7MB per download, 0.8MB per upload on average. Why?

Out of curiosity I built a distribution of file sizes in my blobs/ directory:
  1k: 190668
  2k: 101621
  4k:  88516
  8k:  66608
 16k:  61292
 32k:  60998
 64k:  62332
128k:  77795
256k: 123921
512k:  53416
  1M: 219292
  2M: 1293863
  4M:   3335
  8M:  16809
 16M:    811
Which suggests that pieces can be as small as 1-2 kb and max size for my node is so far 20995328 bytes.

yep, so as we can see there are quite a number of smaller files also, rough count seems to be somewhere inbetween 40/60 and 50/50 split, so what might happen is that, if your see a big increase in 1K,2K,4K files over a short period, it may allocated a full write buffer for each in memory and your other caches.

this is also the same reason why i limited my zfs recordsizes down to 256K, because running the higher allocation would cause my RAM and Caches to dump their data when prepping for incoming data.
so if i get 100 files in a second, it might prep for that to continue and drop 500x256K in RAM to be able to store the 5 Sec worth my Write Cache can hold.

granted that may not seem like a lot or a big issue, but i got tons of caches and it’s really annoying to see it throw out 4-8 GiB if i basically just touch the server, which was what i started seeing a lot when running 1M and 512K

so tho i would certainly advocate for increasing the number… i’m not convinced a 4MiB size might be the right choice… seems to me that it would be more beneficial around maybe 1MiB - 2.3 MiB at most… especially if it allocates the memory, which it very well might…

else i doubt it would ever run out of memory for this, and remember 256k is double as fast… so 512 is x4 and x8 for 1M, so what you are doing is essentially maybe multiplying your memory usage by 32x
for a benefit of maybe 4x speed… because past 1MiB the returns become greatly diminished.

hell you might see 95% of the same performance with 512KiB as compared with 4MiB at most likely 1/8th the memory cost.

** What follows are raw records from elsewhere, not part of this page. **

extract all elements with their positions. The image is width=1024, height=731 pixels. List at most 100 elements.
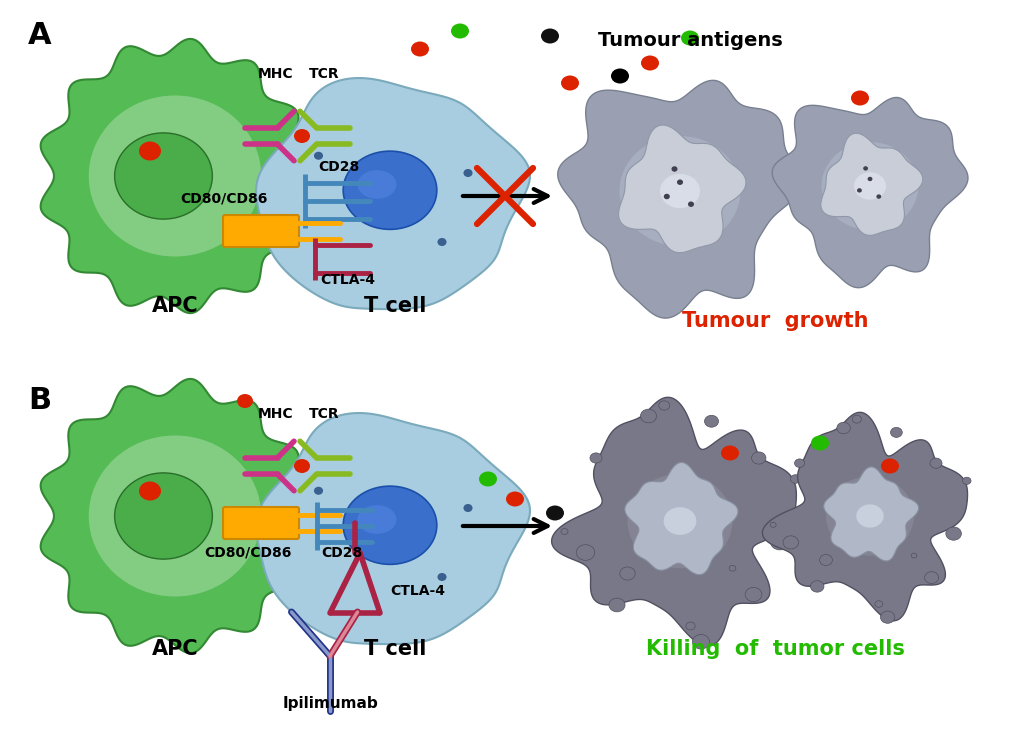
Ellipse shape [237,394,253,408]
Text: CD80/CD86: CD80/CD86 [205,546,292,560]
Ellipse shape [664,194,670,200]
Ellipse shape [437,238,446,246]
Polygon shape [41,379,313,653]
Ellipse shape [357,505,396,534]
Ellipse shape [791,474,801,483]
Text: APC: APC [152,296,199,316]
Ellipse shape [139,482,161,501]
Ellipse shape [867,177,872,181]
Ellipse shape [437,573,446,581]
Text: T cell: T cell [364,639,426,659]
Text: CTLA-4: CTLA-4 [319,273,375,287]
Ellipse shape [721,445,739,461]
Ellipse shape [881,611,895,624]
Ellipse shape [343,151,437,230]
Ellipse shape [891,428,902,437]
Ellipse shape [357,170,396,199]
Ellipse shape [811,436,829,450]
Text: Tumour antigens: Tumour antigens [598,31,782,50]
Ellipse shape [854,173,886,200]
Ellipse shape [664,507,696,535]
Text: CD28: CD28 [318,160,359,174]
Polygon shape [823,467,919,561]
Text: MHC: MHC [258,67,294,81]
Ellipse shape [745,588,762,602]
Ellipse shape [770,534,790,550]
Ellipse shape [857,188,862,192]
Polygon shape [763,412,968,621]
Text: A: A [28,21,51,50]
Ellipse shape [464,504,472,512]
Ellipse shape [641,56,659,70]
Ellipse shape [677,179,683,185]
Ellipse shape [658,401,670,410]
Ellipse shape [877,194,882,199]
Ellipse shape [314,487,323,495]
Text: B: B [28,386,51,415]
Ellipse shape [89,436,261,596]
Text: TCR: TCR [308,407,339,421]
Ellipse shape [881,458,899,474]
Ellipse shape [89,96,261,257]
Ellipse shape [692,635,710,649]
Ellipse shape [451,23,469,39]
Polygon shape [772,97,968,288]
Ellipse shape [294,129,310,143]
Ellipse shape [672,166,678,172]
Ellipse shape [729,565,736,571]
Ellipse shape [620,136,740,246]
Ellipse shape [946,527,962,540]
Ellipse shape [851,91,869,105]
Text: MHC: MHC [258,407,294,421]
Ellipse shape [819,555,833,566]
Polygon shape [552,398,797,646]
Ellipse shape [115,473,212,559]
Ellipse shape [795,459,805,468]
Ellipse shape [874,601,883,607]
Ellipse shape [783,536,799,549]
Text: Killing  of  tumor cells: Killing of tumor cells [645,639,904,659]
Ellipse shape [925,572,939,583]
Ellipse shape [770,522,776,527]
Polygon shape [821,133,923,235]
Text: APC: APC [152,639,199,659]
Polygon shape [625,463,738,575]
Ellipse shape [546,506,564,520]
Ellipse shape [411,42,429,56]
Ellipse shape [590,453,602,463]
Ellipse shape [686,622,695,630]
Ellipse shape [506,491,524,507]
Text: CD80/CD86: CD80/CD86 [180,192,267,206]
FancyBboxPatch shape [223,507,299,539]
Polygon shape [256,413,530,644]
Ellipse shape [628,474,732,568]
Polygon shape [256,78,530,309]
Ellipse shape [705,415,719,427]
Text: Tumour  growth: Tumour growth [682,311,868,331]
FancyBboxPatch shape [223,215,299,247]
Ellipse shape [852,415,861,423]
Text: T cell: T cell [364,296,426,316]
Ellipse shape [561,529,568,534]
Ellipse shape [837,423,850,433]
Ellipse shape [139,142,161,161]
Ellipse shape [752,452,766,464]
Polygon shape [41,39,313,313]
Ellipse shape [464,169,472,177]
Ellipse shape [810,580,824,592]
Ellipse shape [343,486,437,564]
Ellipse shape [856,504,884,528]
Text: CD28: CD28 [322,546,362,560]
Ellipse shape [911,553,916,558]
Ellipse shape [115,133,212,219]
Ellipse shape [963,477,971,485]
Text: TCR: TCR [308,67,339,81]
Ellipse shape [930,458,942,469]
Ellipse shape [863,166,868,170]
Ellipse shape [294,459,310,473]
Ellipse shape [611,69,629,83]
Ellipse shape [826,477,914,556]
Polygon shape [558,80,803,318]
Ellipse shape [821,142,919,230]
Ellipse shape [561,75,579,91]
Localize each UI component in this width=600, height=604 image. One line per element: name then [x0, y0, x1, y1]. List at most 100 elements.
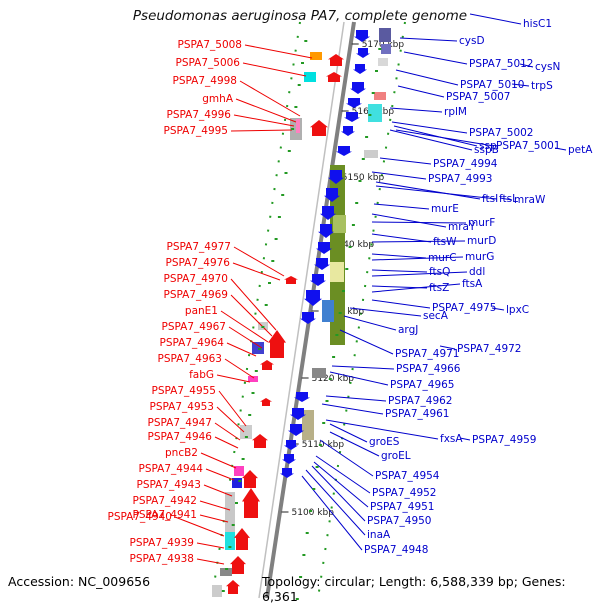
right-label-leader — [375, 185, 498, 200]
track-tick-mark — [345, 268, 349, 270]
right-gene-label: PSPA7_4965 — [390, 379, 455, 391]
reverse-strand-gene-arrow — [346, 98, 362, 108]
right-label-leader — [379, 157, 432, 165]
reverse-strand-gene-arrow — [350, 82, 366, 94]
left-label-leader — [199, 514, 229, 523]
track-tick-mark — [351, 224, 355, 226]
left-label-leader — [214, 436, 239, 449]
gene-feature-block — [310, 52, 322, 60]
left-gene-label: PSPA7_5008 — [178, 39, 243, 51]
right-label-leader — [391, 121, 468, 134]
left-gene-label: PSPA7_4955 — [152, 385, 217, 397]
right-label-leader — [371, 213, 447, 228]
right-label-leader — [439, 345, 456, 350]
right-label-leader — [325, 395, 387, 402]
reverse-strand-gene-arrow — [356, 48, 370, 58]
right-gene-label: cysN — [535, 61, 560, 73]
genome-backbone — [265, 21, 356, 599]
track-tick-mark — [251, 392, 255, 394]
right-label-leader — [371, 299, 431, 309]
track-tick-mark — [238, 480, 242, 482]
forward-strand-gene-arrow — [242, 488, 260, 518]
reverse-strand-gene-arrow — [280, 468, 294, 478]
left-gene-label: PSPA7_4996 — [167, 109, 232, 121]
right-gene-label: argJ — [398, 324, 418, 336]
reverse-strand-gene-arrow — [341, 126, 355, 136]
forward-strand-gene-arrow — [268, 330, 286, 358]
left-gene-label: PSPA7_4941 — [133, 509, 198, 521]
left-gene-label: PSPA7_4995 — [164, 125, 229, 137]
gene-feature-block — [322, 300, 334, 322]
left-gene-label: PSPA7_4977 — [167, 241, 232, 253]
right-label-leader — [371, 269, 428, 273]
left-label-leader — [230, 278, 277, 331]
track-tick-mark — [295, 598, 299, 600]
right-gene-label: hisC1 — [523, 18, 552, 30]
track-tick-mark — [348, 246, 352, 248]
left-gene-label: PSPA7_4969 — [164, 289, 229, 301]
right-label-leader — [373, 203, 430, 210]
right-label-leader — [371, 233, 432, 243]
left-gene-label: PSPA7_4967 — [162, 321, 227, 333]
left-gene-label: PSPA7_4943 — [137, 479, 202, 491]
gene-feature-block — [220, 568, 232, 576]
track-tick-mark — [261, 326, 265, 328]
right-label-leader — [329, 371, 389, 386]
track-tick-mark — [231, 524, 235, 526]
right-gene-label: sspB — [474, 144, 499, 156]
right-gene-label: PSPA7_5002 — [469, 127, 534, 139]
kbp-label: 5110 kbp — [302, 440, 345, 450]
reverse-strand-gene-arrow — [310, 274, 326, 286]
genome-title: Pseudomonas aeruginosa PA7, complete gen… — [132, 8, 468, 24]
gene-feature-block — [302, 410, 314, 440]
left-gene-label: PSPA7_4963 — [158, 353, 223, 365]
gene-feature-block — [374, 92, 386, 100]
right-label-leader — [459, 437, 471, 441]
left-gene-label: PSPA7_5006 — [176, 57, 241, 69]
track-tick-mark — [248, 414, 252, 416]
right-label-leader — [397, 85, 445, 98]
left-gene-label: PSPA7_4940 — [108, 511, 173, 523]
right-label-leader — [395, 69, 459, 86]
track-tick-mark — [235, 502, 238, 504]
left-gene-label: PSPA7_4944 — [139, 463, 204, 475]
track-tick-mark — [312, 488, 316, 490]
left-label-leader — [200, 452, 237, 469]
gene-feature-block — [304, 72, 316, 82]
track-tick-mark — [294, 106, 298, 108]
kbp-label: 5100 kbp — [292, 508, 335, 518]
right-gene-label: ftsQ — [429, 266, 450, 278]
right-label-leader — [371, 253, 427, 259]
left-label-leader — [244, 44, 313, 59]
track-tick-mark — [305, 532, 309, 534]
right-gene-label: ddl — [469, 266, 485, 278]
track-tick-mark — [291, 128, 295, 130]
track-tick-mark — [244, 436, 248, 438]
left-label-leader — [230, 294, 273, 337]
right-gene-label: ftsW — [433, 236, 457, 248]
right-gene-label: PSPA7_4966 — [396, 363, 461, 375]
kbp-label: 5120 kbp — [312, 374, 355, 384]
right-gene-label: rplM — [444, 106, 467, 118]
right-gene-label: ftsI — [482, 193, 498, 205]
gene-feature-block — [379, 28, 391, 42]
reverse-strand-gene-arrow — [320, 206, 336, 220]
right-gene-label: PSPA7_5010 — [460, 79, 525, 91]
right-gene-label: ftsA — [462, 278, 483, 290]
reverse-strand-gene-arrow — [304, 290, 322, 306]
right-label-leader — [469, 13, 522, 25]
right-gene-label: PSPA7_4952 — [372, 487, 437, 499]
track-tick-mark — [332, 356, 336, 358]
right-label-leader — [311, 465, 366, 522]
left-label-leader — [228, 326, 263, 349]
right-gene-label: PSPA7_4951 — [370, 501, 435, 513]
left-label-leader — [216, 374, 251, 383]
gene-feature-block — [333, 215, 346, 233]
reverse-strand-gene-arrow — [290, 408, 306, 420]
gene-feature-block — [240, 425, 252, 439]
track-tick-mark — [228, 546, 232, 548]
right-gene-label: groEL — [381, 450, 411, 462]
track-tick-mark — [277, 216, 281, 218]
gene-feature-block — [248, 376, 258, 382]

so tho i would advocate to turn the number up if you need to and maybe even for most SNO’s…
then i would certainly be very careful about jumping the default setting by a factor of x32

it just makes any sort of problem you may run into in the future x32 times worse.

IMHO
and ofc i’m not your local witch doctor, financial advisor or psychic
just an interested builder of things.